On Wed, May 15, 2013 at 07:42:51AM +1000, Dave Chinner wrote:
> On Tue, May 14, 2013 at 02:15:22PM -0700, Zach Brown wrote:
> > I'm going to keep hacking away at this.  My next step is to get ext4
> > supporting .copy_range, probably with a quick hack to copy the
> > contents of bios.  Hopefully that'll give enough time to also integrate
> > review feedback.
> 
> Wouldn't the easiest "support all filesystems" hack just be to add
> a destination offset parameter to do_splice_direct() and call that
> when the filesystem doesn't supply a ->copy_range method? i.e. use
> the mechanisms we already have for copying from one file to another
> via the page cache as efficiently as possible?

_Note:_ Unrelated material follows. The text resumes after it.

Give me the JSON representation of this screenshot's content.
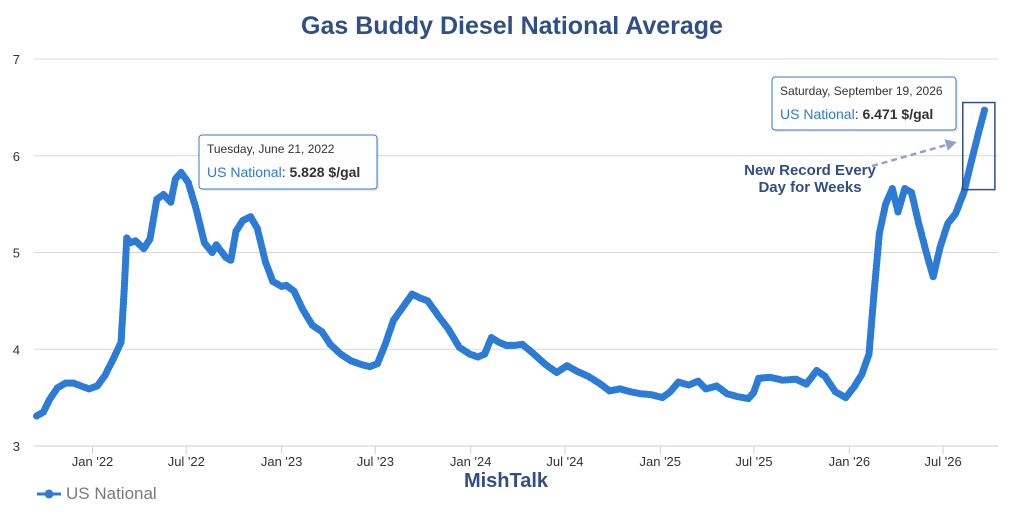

Probably; and this in-kernel buffered fallback is particularly desirable
for nfsd when the exported fs doesn't provide .copy_range.  Having nfsd
service the COPY op is still a significant win over having the client
move the data backand forth over the wire.

But in that quote above I was talking about implementing .copy_range in
ext4 as though it could use XCOPY today.  I'd like to get a feel for how
bad it's going to be to juggle the bio XCOPY IO with unwritten extent
conversion, RMW with overlapping existing blocks, i_size advancing, etc.
(It's so much like O_DIRECT that I'm already crying a little.)